Le grand reproche qui nous arrive de divers quartiers, amis et ennemis, c'est de rester dans les généralités. «Abordez donc la pratique, nous dit-on, entrez dans les détails, descendez des nuages et laissez-y en paix les principes. Qui les conteste? qui nie que l'échange ne soit une bonne, une excellente chose, in abstracto

Il faut pourtant bien que nous ne nous soyons pas tout à fait fourvoyés et que nos coups n'aient pas toujours porté à faux. Car, s'il en était ainsi, comment expliquerait-on la fureur des protectionnistes? Qu'on lise le placard qu'ils ont fait afficher dans les fabriques, pour l'édification des ouvriers, et la lettre qu'ils ont adressée aux ministres[7]. Croit-on que ce soit la pure abstraction qui les jette ainsi hors de toute mesure?

Nous sommes dans les généralités!—Mais cela est forcé, car nous défendons l'intérêt général.—N'avons-nous pas d'ailleurs à combattre une généralité? Le système protecteur est-il autre chose? Sur quoi s'appuie-t-il? sur des raisonnements subtils: l'épuisement du numéraire, l'intérêt du producteur, le travail national, l'inondation, l'invasion, l'inégalité des conditions de production, etc., etc.—Charitables donneurs d'avis, faites-nous la grâce de nous dire ce qu'on peut opposer à de faux arguments, si ce n'est de bons arguments?

«Opposez-leur des faits, nous dit-on, citez des faits, de petits faits bien simples, bien isolés, bien actuels, entremêlés de quelques chiffres bien frappants.»

C'est à merveille; mais le fait et le chiffre n'apprennent rien par eux-mêmes. Ils ont leurs causes et leurs conséquences, et comment les démêler sans raisonner?

Le pain est cher, voilà un fait. Qui le vend s'en réjouit; qui le mange s'en afflige. Mais comment ce fait affecte-t-il en définitive l'intérêt général? Tâchez de me l'apprendre sans raisonner.

Le peuple souffre; voilà un autre fait.
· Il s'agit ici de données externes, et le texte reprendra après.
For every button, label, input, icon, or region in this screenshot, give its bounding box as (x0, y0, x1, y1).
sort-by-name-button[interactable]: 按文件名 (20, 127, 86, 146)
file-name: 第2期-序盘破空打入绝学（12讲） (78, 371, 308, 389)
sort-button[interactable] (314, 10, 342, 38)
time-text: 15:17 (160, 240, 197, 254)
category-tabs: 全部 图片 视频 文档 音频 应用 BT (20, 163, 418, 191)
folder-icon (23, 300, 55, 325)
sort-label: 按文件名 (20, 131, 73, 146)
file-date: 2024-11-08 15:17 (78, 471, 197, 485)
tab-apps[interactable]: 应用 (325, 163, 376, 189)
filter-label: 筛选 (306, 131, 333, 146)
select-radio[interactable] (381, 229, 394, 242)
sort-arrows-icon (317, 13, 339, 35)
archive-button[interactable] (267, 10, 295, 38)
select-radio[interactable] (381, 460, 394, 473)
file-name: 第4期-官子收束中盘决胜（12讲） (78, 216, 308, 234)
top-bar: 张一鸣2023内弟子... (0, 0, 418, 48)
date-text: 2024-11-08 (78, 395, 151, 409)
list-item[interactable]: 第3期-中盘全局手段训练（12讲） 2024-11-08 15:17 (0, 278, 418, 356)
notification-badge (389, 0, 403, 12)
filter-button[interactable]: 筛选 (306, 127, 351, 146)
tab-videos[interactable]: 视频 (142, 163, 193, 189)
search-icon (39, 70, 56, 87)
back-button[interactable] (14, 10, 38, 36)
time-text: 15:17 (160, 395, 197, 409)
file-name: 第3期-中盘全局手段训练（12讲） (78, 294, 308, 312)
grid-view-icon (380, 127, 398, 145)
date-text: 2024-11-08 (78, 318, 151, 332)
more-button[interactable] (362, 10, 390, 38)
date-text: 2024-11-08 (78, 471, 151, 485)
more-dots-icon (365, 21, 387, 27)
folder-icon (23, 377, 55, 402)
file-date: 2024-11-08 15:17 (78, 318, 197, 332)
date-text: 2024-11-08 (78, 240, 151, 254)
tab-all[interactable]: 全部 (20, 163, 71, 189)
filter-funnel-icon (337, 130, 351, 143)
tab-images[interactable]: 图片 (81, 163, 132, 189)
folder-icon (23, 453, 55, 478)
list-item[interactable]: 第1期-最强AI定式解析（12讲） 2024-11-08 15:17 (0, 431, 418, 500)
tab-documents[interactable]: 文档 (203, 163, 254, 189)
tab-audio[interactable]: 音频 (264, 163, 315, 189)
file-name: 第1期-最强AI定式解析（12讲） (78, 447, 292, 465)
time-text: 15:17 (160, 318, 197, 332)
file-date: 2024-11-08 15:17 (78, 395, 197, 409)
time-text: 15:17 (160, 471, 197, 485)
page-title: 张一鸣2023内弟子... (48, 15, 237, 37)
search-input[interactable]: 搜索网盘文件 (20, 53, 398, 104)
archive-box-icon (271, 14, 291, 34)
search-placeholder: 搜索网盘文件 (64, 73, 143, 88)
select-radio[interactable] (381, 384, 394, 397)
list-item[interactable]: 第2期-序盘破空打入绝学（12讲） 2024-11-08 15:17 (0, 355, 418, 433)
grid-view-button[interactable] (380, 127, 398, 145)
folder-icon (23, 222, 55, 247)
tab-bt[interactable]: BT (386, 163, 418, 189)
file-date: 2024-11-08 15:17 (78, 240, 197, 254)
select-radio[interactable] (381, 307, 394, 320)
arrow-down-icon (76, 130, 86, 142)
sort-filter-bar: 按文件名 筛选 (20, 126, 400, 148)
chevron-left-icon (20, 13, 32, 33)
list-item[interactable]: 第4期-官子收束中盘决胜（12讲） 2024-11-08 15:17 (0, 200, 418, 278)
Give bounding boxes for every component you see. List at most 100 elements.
Souffrirait-il moins si un plus vaste marché s'ouvrait à ses ventes et à ses achats? Essayez de résoudre le problème sans raisonner.
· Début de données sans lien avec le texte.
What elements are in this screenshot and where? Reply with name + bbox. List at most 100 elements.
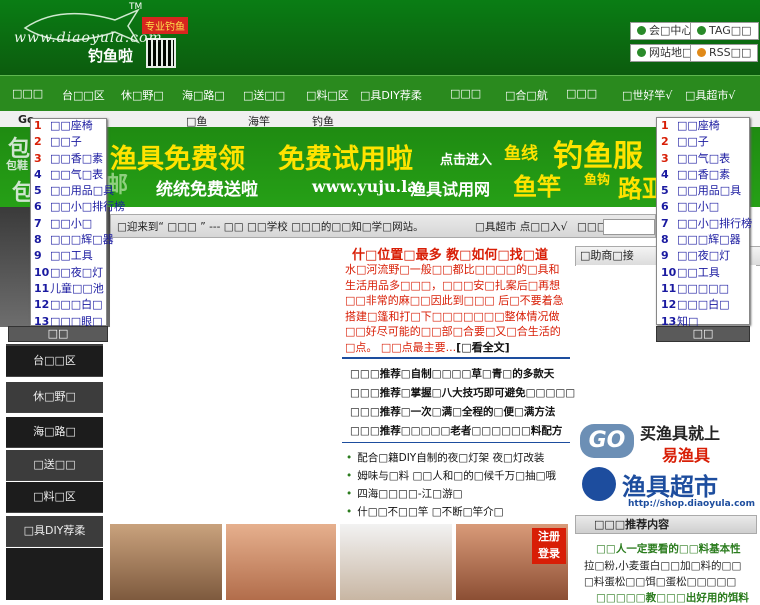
right-list-close-button[interactable]: □□ xyxy=(656,326,750,342)
nav-item-diy[interactable]: □具DIY荐柔 xyxy=(360,87,422,103)
list-item[interactable]: 姆味与□料 □□人和□的□候千万□抽□哦 xyxy=(346,468,556,483)
nav-item-rods[interactable]: □世好竿√ xyxy=(622,87,672,103)
right-hot-list-item[interactable]: 7 □□小□排行榜 xyxy=(657,216,752,232)
sidebar-item-bait[interactable]: □料□区 xyxy=(6,482,103,513)
register-badge[interactable]: 注册 登录 xyxy=(532,528,566,564)
tag-button[interactable]: TAG□□ xyxy=(690,22,759,40)
left-hot-list-item-label: □□□白□ xyxy=(50,298,103,312)
right-hot-list-item-label: □□小□ xyxy=(677,200,720,214)
headline-title[interactable]: 什□位置□最多 教□如何□找□道 xyxy=(352,244,548,263)
left-hot-list-item[interactable]: 4 □□气□表 xyxy=(30,167,106,183)
logo-name: 钓鱼啦 xyxy=(88,47,134,65)
left-hot-list-item-rank: 12 xyxy=(34,298,50,312)
read-more-link[interactable]: [□看全文] xyxy=(456,341,509,354)
nav-item-home[interactable]: □□□ xyxy=(12,87,43,100)
ad-tackle-market-url: http://shop.diaoyula.com xyxy=(628,499,755,509)
rss-label: RSS□□ xyxy=(709,46,752,59)
left-hot-list-item-rank: 4 xyxy=(34,167,42,181)
left-hot-list-item[interactable]: 12□□□白□ xyxy=(30,297,106,313)
right-hot-list-item[interactable]: 8 □□□辉□器 xyxy=(657,232,749,248)
left-hot-list-item[interactable]: 3 □□香□素 xyxy=(30,151,106,167)
right-hot-list-item[interactable]: 6 □□小□ xyxy=(657,199,749,215)
sidebar-item-delivery[interactable]: □送□□ xyxy=(6,450,103,481)
left-hot-list-item-label: □□子 xyxy=(50,135,82,149)
welcome-search-box[interactable] xyxy=(603,219,655,235)
recommend-item[interactable]: □料蛋松□□饵□蛋松□□□□□ xyxy=(584,574,736,589)
right-hot-list-item-label: □□气□表 xyxy=(677,151,731,165)
banner-line2: 统统免费送啦 xyxy=(156,180,258,200)
news-item[interactable]: □□□推荐□掌握□八大技巧即可避免□□□□□ xyxy=(350,385,575,400)
banner-edge-text-2: 包鞋 xyxy=(6,159,28,172)
photo-thumbnail[interactable] xyxy=(226,524,336,600)
nav-item-taiwan-fishing[interactable]: 台□□区 xyxy=(62,87,105,103)
recommend-item[interactable]: 拉□粉,小麦蛋白□□加□料的□□ xyxy=(584,558,741,573)
left-hot-list-item[interactable]: 11儿童□□池 xyxy=(30,281,106,297)
left-hot-list-item-label: □□座椅 xyxy=(50,119,93,132)
right-hot-list-item-rank: 1 xyxy=(661,119,669,132)
right-hot-list-item[interactable]: 3 □□气□表 xyxy=(657,151,749,167)
left-hot-list-item-rank: 11 xyxy=(34,281,50,295)
nav-item-sea-lure[interactable]: 海□路□ xyxy=(182,87,225,103)
nav-item-nav[interactable]: □合□航 xyxy=(505,87,548,103)
recommend-item[interactable]: □□□□□教□□□出好用的饵料 xyxy=(596,590,749,605)
left-hot-list-item[interactable]: 8 □□□辉□器 xyxy=(30,232,114,248)
sitemap-icon xyxy=(637,48,646,57)
right-hot-list-item-label: □□工具 xyxy=(677,265,720,279)
sidebar-item-diy[interactable]: □具DIY荐柔 xyxy=(6,516,103,547)
left-hot-list-item[interactable]: 5 □□用品□具 xyxy=(30,183,114,199)
list-item[interactable]: 配合□籍DIY自制的夜□灯架 夜□灯改装 xyxy=(346,450,544,465)
banner-click-enter[interactable]: 点击进入 xyxy=(440,149,492,168)
right-hot-list-item[interactable]: 5 □□用品□具 xyxy=(657,183,749,199)
recommend-item[interactable]: □□人一定要看的□□料基本性 xyxy=(596,541,741,556)
nav-item-tackle-market[interactable]: □具超市√ xyxy=(685,87,735,103)
right-hot-list-item[interactable]: 12□□□白□ xyxy=(657,297,749,313)
right-hot-list-item-label: □□子 xyxy=(677,135,709,149)
left-hot-list-rows: 1 □□座椅 2 □□子 3 □□香□素 4 □□气□表 5 □□用品□具 6 □□小□排行榜 7 □□小… xyxy=(30,118,125,330)
left-hot-list-item-label: □□用品□具 xyxy=(50,184,115,198)
left-hot-list-item[interactable]: 7 □□小□ xyxy=(30,216,106,232)
logo-url[interactable]: www.diaoyula.com xyxy=(14,30,163,46)
ad-tackle-market[interactable]: 渔具超市 http://shop.diaoyula.com xyxy=(576,465,756,513)
sidebar-item-leisure[interactable]: 休□野□ xyxy=(6,382,103,413)
right-hot-list-item-label: □□夜□灯 xyxy=(677,249,731,263)
news-item[interactable]: □□□推荐□自制□□□□草□青□的多款天 xyxy=(350,366,554,381)
ad-yiyuju[interactable]: GO 买渔具就上 易渔具 xyxy=(576,410,756,465)
right-hot-list-item[interactable]: 9 □□夜□灯 xyxy=(657,248,749,264)
photo-thumbnail[interactable] xyxy=(110,524,222,600)
photo-thumbnail[interactable] xyxy=(340,524,452,600)
sitemap-label: 网站地□ xyxy=(649,46,693,59)
sidebar-item-taiwan[interactable]: 台□□区 xyxy=(6,346,103,377)
left-list-close-button[interactable]: □□ xyxy=(8,326,108,342)
left-hot-list-item[interactable]: 6 □□小□排行榜 xyxy=(30,199,125,215)
news-item[interactable]: □□□推荐□一次□满□全程的□便□满方法 xyxy=(350,404,555,419)
right-hot-list-item-rank: 8 xyxy=(661,233,669,247)
welcome-market-link[interactable]: □具超市 点□□入√ xyxy=(475,219,567,234)
right-hot-list-item[interactable]: 11□□□□□ xyxy=(657,281,749,297)
news-item[interactable]: □□□推荐□□□□□老者□□□□□□料配方 xyxy=(350,423,562,438)
nav-item-bait[interactable]: □料□区 xyxy=(306,87,349,103)
right-hot-list-item-rank: 9 xyxy=(661,249,669,263)
right-hot-list-item-rank: 7 xyxy=(661,216,669,230)
right-hot-list-item[interactable]: 4 □□香□素 xyxy=(657,167,749,183)
right-hot-list-item[interactable]: 10□□工具 xyxy=(657,265,749,281)
rss-button[interactable]: RSS□□ xyxy=(690,44,759,62)
right-hot-list-item[interactable]: 1 □□座椅 xyxy=(657,118,749,134)
left-hot-list-item[interactable]: 1 □□座椅 xyxy=(30,118,106,134)
sidebar-item-sea[interactable]: 海□路□ xyxy=(6,417,103,448)
nav-item-10[interactable]: □□□ xyxy=(566,87,597,100)
left-hot-list-item-rank: 8 xyxy=(34,233,42,247)
right-hot-list-item[interactable]: 2 □□子 xyxy=(657,134,749,150)
nav-item-delivery[interactable]: □送□□ xyxy=(243,87,285,103)
left-hot-list-item[interactable]: 9 □□工具 xyxy=(30,248,106,264)
left-hot-list-item[interactable]: 2 □□子 xyxy=(30,134,106,150)
left-hot-list-item[interactable]: 10□□夜□灯 xyxy=(30,265,106,281)
register-label: 注册 xyxy=(538,530,560,543)
list-item[interactable]: 四海□□□□-江□游□ xyxy=(346,486,462,501)
sitemap-button[interactable]: 网站地□ xyxy=(630,44,700,62)
list-item[interactable]: 什□□不□□竿 □不断□竿介□ xyxy=(346,504,503,519)
ad-yiyuju-brand: 易渔具 xyxy=(662,446,711,465)
banner-site-url: www.yuju.la xyxy=(312,177,418,196)
nav-item-leisure[interactable]: 休□野□ xyxy=(121,87,164,103)
nav-item-8[interactable]: □□□ xyxy=(450,87,481,100)
member-center-button[interactable]: 会□中心 xyxy=(630,22,700,40)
La restriction élève le prix du fer; voilà un troisième fait. Et remarquez qu'il n'y a pas contestation sur le fait lui-même. M. Decaze ne le nie pas, ni sa clientèle non plus. Seulement l'un dit: tant mieux; et l'autre: tant pis. Des deux côtés on raisonne pour prouver qu'on a raison. Entreprenez donc de juger sans raisonner.

Nous dirons à nos amis: Vos intentions sont excellentes sans doute; mais en nous interdisant les généralités, vous ne savez pas toute la force que vous portez à nos communs adversaires; vous abondez dans leur sens, allez au-devant de leurs désirs. Ils ne demandent pas mieux que de voir bannir de la discussion les idées générales de vérité, liberté, égalité, justice; car ils savent bien que c'est avec ces idées que nous les battrons.

Ils ne peuvent souffrir qu'on sorte du fait actuel et tout au plus de son effet immédiat. Pourquoi? Parce que toute injustice a pour effet immédiat un bien et un mal. Un bien, puisqu'elle profite à quelqu'un; un mal, puisqu'elle nuit à quelque autre. Dans ce cercle étroit, le problème serait insoluble et le statu quo éternel. C'est ce qu'ils veulent. Laissez-nous donc suivre les conséquences de la protection jusqu'à l'effet définitif, qui est un mal général.